Elnaz - Rhea KANG / INTERNATIONAL FEDERATION OF SPORT CLIMBING / AFP - Rhea KANG / INTERNATIONAL FEDERATION OF SPORT CLIMBING / AFP
Elnaz Rekabi participou de competição na Coreia do Sul sem o hijab
Imagem: Rhea KANG / INTERNATIONAL FEDERATION OF SPORT CLIMBING / AFP

Ele não está sozinho

Sardar Azmoun é a cara mais conhecida da resistência esportiva ao regime iraniano, mas não é a única. Dentro da própria seleção ele contou com a adesão de jogadores importantes, como o companheiro de ataque Mehdi Taremi, do Porto, que também já se manifestou contra a violência da polícia do regime do país. No sábado, durante entrevista coletiva, o goleiro Hossein Hosseini mandou uma mensagem aos manifestantes. "Gostaria que soubessem que estamos ao seu lado".

Ex-jogadores históricos da seleção também já manifestaram apoio aos protestos.
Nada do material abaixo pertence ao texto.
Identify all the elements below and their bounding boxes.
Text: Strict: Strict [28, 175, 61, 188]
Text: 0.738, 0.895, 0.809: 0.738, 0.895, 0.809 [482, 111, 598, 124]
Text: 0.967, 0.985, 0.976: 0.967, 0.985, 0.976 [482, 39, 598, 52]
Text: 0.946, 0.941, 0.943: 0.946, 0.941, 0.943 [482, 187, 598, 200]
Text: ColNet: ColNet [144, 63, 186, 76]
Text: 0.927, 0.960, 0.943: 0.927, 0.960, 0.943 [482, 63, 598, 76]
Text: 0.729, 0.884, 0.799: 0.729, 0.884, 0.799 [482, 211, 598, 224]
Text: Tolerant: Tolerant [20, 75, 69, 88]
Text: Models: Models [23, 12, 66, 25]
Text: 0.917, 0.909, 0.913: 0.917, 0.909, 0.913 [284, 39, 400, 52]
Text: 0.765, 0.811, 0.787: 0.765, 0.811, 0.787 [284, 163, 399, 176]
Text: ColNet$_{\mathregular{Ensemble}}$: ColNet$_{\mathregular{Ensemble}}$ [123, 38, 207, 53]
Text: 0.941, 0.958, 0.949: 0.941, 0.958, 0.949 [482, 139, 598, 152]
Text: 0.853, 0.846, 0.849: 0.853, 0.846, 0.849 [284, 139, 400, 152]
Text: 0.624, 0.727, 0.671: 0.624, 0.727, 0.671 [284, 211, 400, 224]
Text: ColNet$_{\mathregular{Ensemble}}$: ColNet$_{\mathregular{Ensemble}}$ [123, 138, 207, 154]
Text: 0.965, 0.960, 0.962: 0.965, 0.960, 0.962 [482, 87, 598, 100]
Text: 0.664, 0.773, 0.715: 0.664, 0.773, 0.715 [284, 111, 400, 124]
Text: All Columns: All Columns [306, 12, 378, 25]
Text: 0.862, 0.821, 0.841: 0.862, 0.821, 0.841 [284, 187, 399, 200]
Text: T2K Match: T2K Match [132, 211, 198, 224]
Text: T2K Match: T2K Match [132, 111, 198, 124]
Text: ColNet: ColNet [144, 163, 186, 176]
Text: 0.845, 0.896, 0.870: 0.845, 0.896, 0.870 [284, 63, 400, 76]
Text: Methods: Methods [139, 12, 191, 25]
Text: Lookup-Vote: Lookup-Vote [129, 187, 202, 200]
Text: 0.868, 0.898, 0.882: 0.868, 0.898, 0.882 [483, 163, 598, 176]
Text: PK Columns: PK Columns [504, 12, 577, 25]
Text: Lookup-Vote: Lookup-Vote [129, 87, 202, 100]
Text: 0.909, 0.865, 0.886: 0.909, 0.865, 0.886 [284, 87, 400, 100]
Mehdi Mahdavikia, estrela do futebol iraniano dos anos 1990, acusou as autoridades de "ignorarem as pessoas do país". Ali Daei, maior ídolo da história do esporte no país, disse que o governo deveria "resolver os problemas da população, em vez de usar repressão e violência".

Em um protesto em que as protagonistas são mulheres, o envolvimento de atletas iranianas também era esperado. O caso mais famoso até agora foi o da escaladora Elnaz Rekabi, que participou do Campeonato Asiático de Escalada Esportiva, em Seul (Coreia do Sul), sem o hijab. Na volta da atleta ao país, houve uma onda de boatos de que ela teria sido presa. Na semana passada, Elnaz disse que estava bem, pediu desculpas ao governo e disse que o véu havia caído acidentalmente.

Fifa proíbe manifestações políticas

Caso Azmoun e os companheiros queiram se manifestar antes, durante ou depois da partida contra a Inglaterra, pelo Grupo B da Copa do Mundo, a Fifa poderá colocar em prática o artigo 33 do regulamento da competição, que afirma: "a exibição de mensagem política, religiosa, ou pessoa, ou slogans de qualquer natureza, ou linguagem, ou forma por jogadores e oficiais (árbitros e técnicos) é proibida".

shaqiri águia - REUTERS/Gonzalo Fuentes - REUTERS/Gonzalo Fuentes
Shaqiri comemora gol na Copa do Mundo pela Suíça, contra a Sérvia
Imagem: REUTERS/Gonzalo Fuentes

A aplicação deste artigo tem precedente, e nem faz muito tempo. Na Copa do Mundo da Rússia, em 2018, os suíços Granit Xhaka e Xherdan Shaqiri foram multados em 10 mil euros (R$ 55 mil, na cotação atual) por terem celebrado um gol diante da Sérvia fazendo o símbolo de um águia, em referência à bandeira da Albânia.

Os dois jogadores têm origem no Kosovo — país cujo povo é em maioria de origem albanesa. Sérvios e kosovares são povos rivais históricos na região dos balcãs; a última guerra entre eles aconteceu entre fevereiro de 1998 e junho de 1999. Nesta Copa do Mundo, o confronto entre sérvios e suíços acontecerá novamente; as duas seleções estão no Grupo G, o mesmo do Brasil.